Die eingehenden Darstellungen des altrömischen und klassischen römischen Rechts sowie die Analyse der Quellen germanischer Volksrechte sind verdienstvoll und haben ihren eigenständigen Wert. Es stellt sich allerdings die Frage, ob und inwieweit ein Vergleich modernen Rechts mit frühen Rechten, wie dem altrömischen Recht bzw. germanischen Volksrechten, sinnvoll erscheint. Der Wert solcher Vergleiche liegt wohl darin, dass mit dem Aufzeigen von Übereinstimmungen bzw. Divergenzen die verschiedenen Grundgedanken, Denkformen und Typen in Rechtsordnungen sichtbar gemacht werden. So war es Paul Koschakers Bestreben, mit rechtshistorisch-rechtsvergleichender Forschung die Grundlagen einer Rechtstypologie zu schaffen[5].
Graz Gunter Wesener
[1] Hand wahre Hand. Historische Entwicklung, Kritik und Reformvorschläge, in: FS der juristischen Fakultät der Freien Universität Berlin zum 41. Deutschen Juristentag in Berlin 1955 (1955), 119ff. Vgl. ferner G. Kofferath, Stand der Forschung über die geschichtlichen Grundlagen des Gutglaubensschutzes (§§ 932 ff BGB, Diss. Bonn (Bonn 1962); A. Völkl, Das Lösungsrecht von Lübeck und München. Ein Beitrag zur Geschichte der Fahrnisverfolgung (1991).

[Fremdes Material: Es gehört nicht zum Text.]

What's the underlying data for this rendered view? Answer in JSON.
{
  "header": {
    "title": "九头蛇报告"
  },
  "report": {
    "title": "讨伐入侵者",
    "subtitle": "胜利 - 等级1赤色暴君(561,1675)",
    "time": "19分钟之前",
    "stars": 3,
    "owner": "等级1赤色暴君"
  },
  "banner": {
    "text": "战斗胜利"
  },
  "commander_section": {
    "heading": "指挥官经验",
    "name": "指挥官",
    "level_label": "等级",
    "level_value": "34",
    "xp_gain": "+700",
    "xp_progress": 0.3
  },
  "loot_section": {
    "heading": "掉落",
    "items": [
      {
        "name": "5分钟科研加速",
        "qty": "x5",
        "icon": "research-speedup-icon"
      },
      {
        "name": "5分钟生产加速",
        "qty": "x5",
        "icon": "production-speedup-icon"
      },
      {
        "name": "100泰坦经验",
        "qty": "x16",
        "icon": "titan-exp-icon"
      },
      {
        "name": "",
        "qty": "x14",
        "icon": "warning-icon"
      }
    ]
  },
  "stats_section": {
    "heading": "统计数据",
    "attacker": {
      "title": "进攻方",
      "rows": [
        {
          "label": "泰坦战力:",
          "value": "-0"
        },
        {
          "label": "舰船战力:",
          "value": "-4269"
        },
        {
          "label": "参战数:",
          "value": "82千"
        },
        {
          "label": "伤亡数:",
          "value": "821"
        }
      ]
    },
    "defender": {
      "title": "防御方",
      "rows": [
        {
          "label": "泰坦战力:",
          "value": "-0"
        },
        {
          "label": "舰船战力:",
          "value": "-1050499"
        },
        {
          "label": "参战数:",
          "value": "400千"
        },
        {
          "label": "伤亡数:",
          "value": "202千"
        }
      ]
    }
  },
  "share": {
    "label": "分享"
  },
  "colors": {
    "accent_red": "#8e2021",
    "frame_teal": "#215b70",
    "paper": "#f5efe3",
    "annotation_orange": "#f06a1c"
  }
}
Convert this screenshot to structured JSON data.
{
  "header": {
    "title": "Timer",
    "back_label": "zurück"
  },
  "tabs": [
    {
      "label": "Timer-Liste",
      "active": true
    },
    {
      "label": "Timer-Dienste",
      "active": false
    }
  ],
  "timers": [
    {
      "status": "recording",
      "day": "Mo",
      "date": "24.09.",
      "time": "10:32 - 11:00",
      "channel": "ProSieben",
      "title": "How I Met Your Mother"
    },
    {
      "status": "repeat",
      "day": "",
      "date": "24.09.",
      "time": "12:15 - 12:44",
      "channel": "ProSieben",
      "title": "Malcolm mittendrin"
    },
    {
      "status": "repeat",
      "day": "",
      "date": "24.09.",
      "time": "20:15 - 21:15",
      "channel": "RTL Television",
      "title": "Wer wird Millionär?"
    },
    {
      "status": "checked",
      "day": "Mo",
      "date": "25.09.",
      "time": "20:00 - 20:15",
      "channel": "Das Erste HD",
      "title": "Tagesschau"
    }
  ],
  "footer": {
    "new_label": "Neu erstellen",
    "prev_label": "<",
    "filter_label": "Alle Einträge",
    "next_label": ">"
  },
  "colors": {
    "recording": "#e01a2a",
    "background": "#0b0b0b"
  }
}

[2] Der gutgläubige Besitzer, Mensch oder Begriff?, in: ZRG Rom. Abt. 80 (1963), 175ff., insbes. 192f.
[3] Hand wahre Hand. Studien zur Geschichte der germanischen Fahrnisverfolgung (Lund 1952) passim, insbes. 179ff.
[4] Vgl. Völkl, Lösungsrecht (oben Anm. 1) 23f.; Verf. 193f.
[5] Vgl. P. Koschaker, L’histoire du
droit e le droit comparé, surtout en Allemagne, in: Introduction à l’étude du
droit comparé. Recueil d’études en l’honneur d’Edouard
Lambert I (Paris 1938) 274ff.; Koschaker, P., Europa und das römische
Recht, 4. unv. Aufl. (München 1966) 344f. Vgl. A. Steinwenter, Paul
Koschaker zum 70. Geburtstag, in: Anzeiger für die Altertumswissenschaft 2
(1949) 68; G. Pfeifer, Keilschriftrechte
und historische Rechtsvergleichung – methodengeschichtliche Bemerkungen am
Beispiel der Eviktionsgarantie in Bürgschaftsform, in: Sachsen im Spiegel des
Rechts. Ius Commune Propriumque, hg. v. A.
Schmidt-Recla, E. Schumann, F. Theisen (2001) 11 ff.